(SQL examples for Beginners)
In this end-to-end example, you will learn – SQL Tutorials for Business Analyst: MySQL Tutorials for Business Analyst: MySQL Regular Expressions.
MySQL Regular Expressions (REGEXP) with Syntax & Examples
What are regular expressions?
Regular Expressions help search data matching complex criteria. We looked at wildcards in the previous tutorial. If you have worked with wildcards before, you may be asking why learn regular expressions when you can get similar results using the wildcards.

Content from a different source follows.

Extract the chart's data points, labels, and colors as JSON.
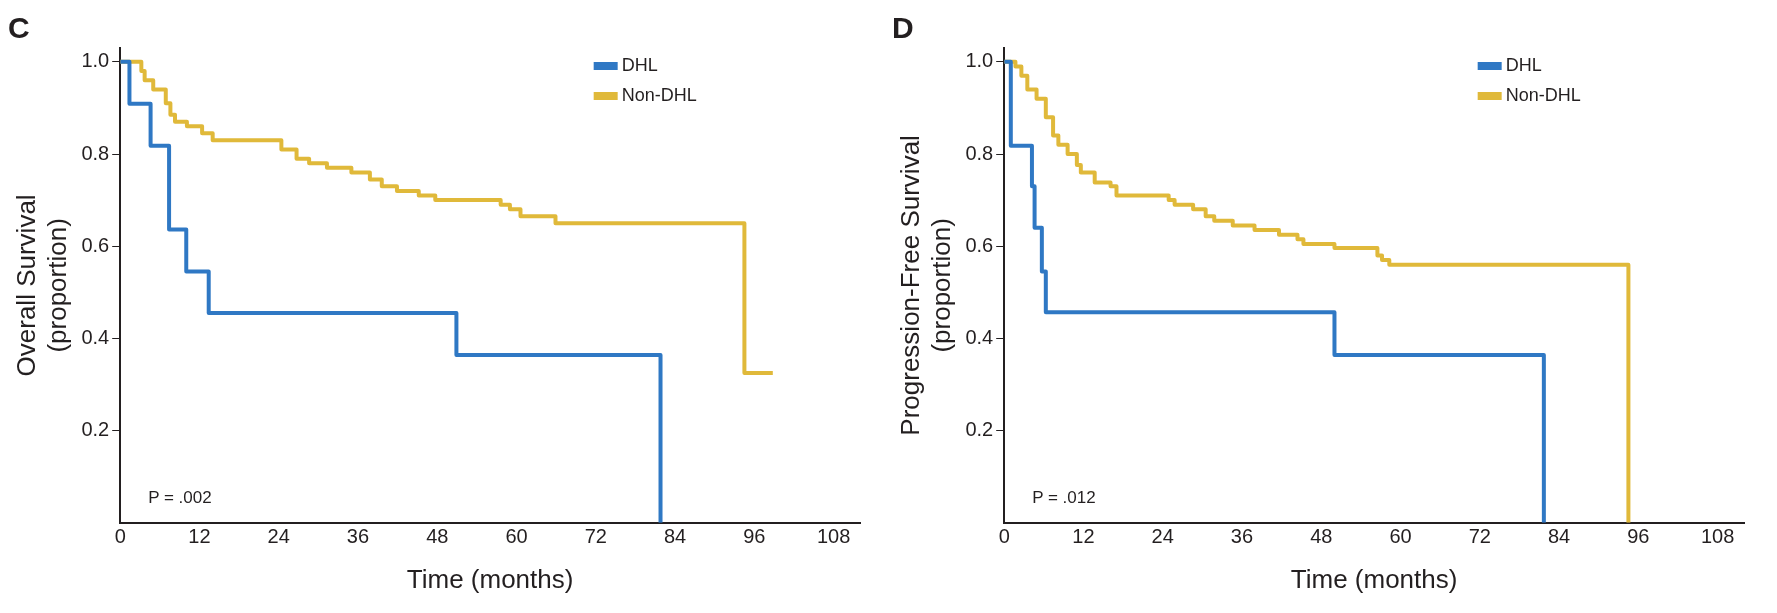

Because, compared to wildcards, regular expressions allow us to search data matching even more complex criterion.
The basic syntax for a regular expression is as follows
SELECT statements... WHERE fieldname REGEXP 'pattern';
- “SELECT statements…” is the standard SELECT statement
- “WHERE fieldname” is the name of the column on which the regular expression is to be performed on.
- “REGEXP ‘pattern'” REGEXP is the regular expression operator and ‘pattern’ represents the pattern to be matched by REGEXP. RLIKE is the synonym for REGEXP and achieves the same results as REGEXP. To avoid confusing it with the LIKE operator, it better to use REGEXP instead.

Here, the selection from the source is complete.